In the previous step where you created the load balancer an AWS Secrets Manager secret was created, which you will be able to see on your Secrets Manager console (opens new window).
# Updating the Service Role
The ECS service just created has a JUICE_CONFIG environment variable referencing this secret, however
the service will not yet be able to access that secret, without a policy in place. For security reasons we do not enable this access in the Cloudformation scripts, and you will need you to explicitly enable access to
the secret. This is done by updating the role ECS uses to start the service's task:
Find the latest failed (stopped) task in the ECS Console, and look at the Logs tab.
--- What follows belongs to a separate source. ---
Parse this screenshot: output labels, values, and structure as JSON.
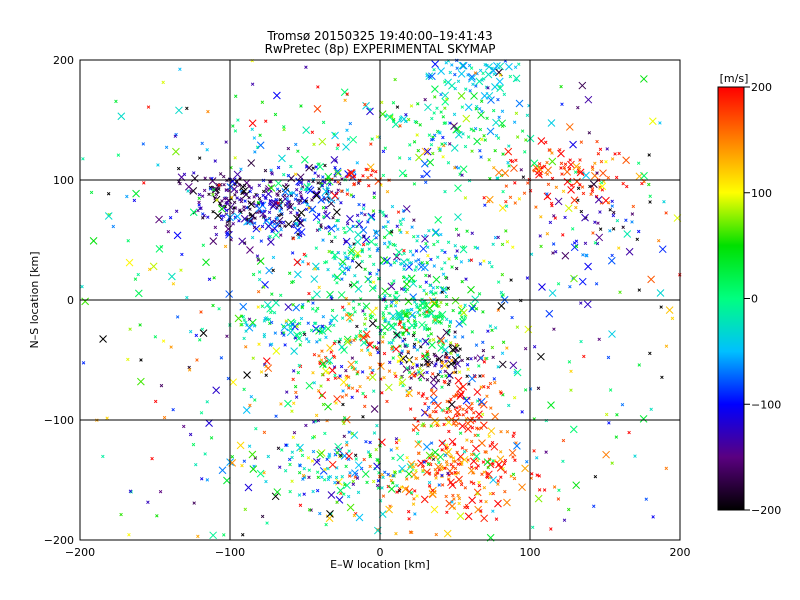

You should see an error message that incudes the assumed role, the action and the resource the role needs to grant.
Go to the Secrets Manager Console page (opens new window) for the region, and look up the ARN for the secret mentioned in the error.
Next, go to your IAM Role Console page (opens new window) and search for the role matching the ARN in the error. For example, role
myenv-myproject-ECSRole.
Add the following inline policy, replacing the Resource ARN with that of the secret.
{
"Version": "2012-10-17",
"Statement": [
{
"Effect": "Allow",
"Action": "secretsmanager:GetSecretValue",
"Resource": "arn:aws:secretsmanager:ap-southeast-1:1234567890:secret:j-myenv-myproject-Xxyzlj",
}
]
}
# Configuration / Secrets
The task / service now has access to the secret, but the secret is currently empty.
Return to the Go to the Secrets Manager Console page (opens new window) and enter your JSON configuration into the secret as text.
The file /workspace/datp-config.json can be used as a template, but make sure you update the
host names and ports to match your AWS environment, and include any other variables
your application uses from the secret.
With this done, your service for the master node should start successfully.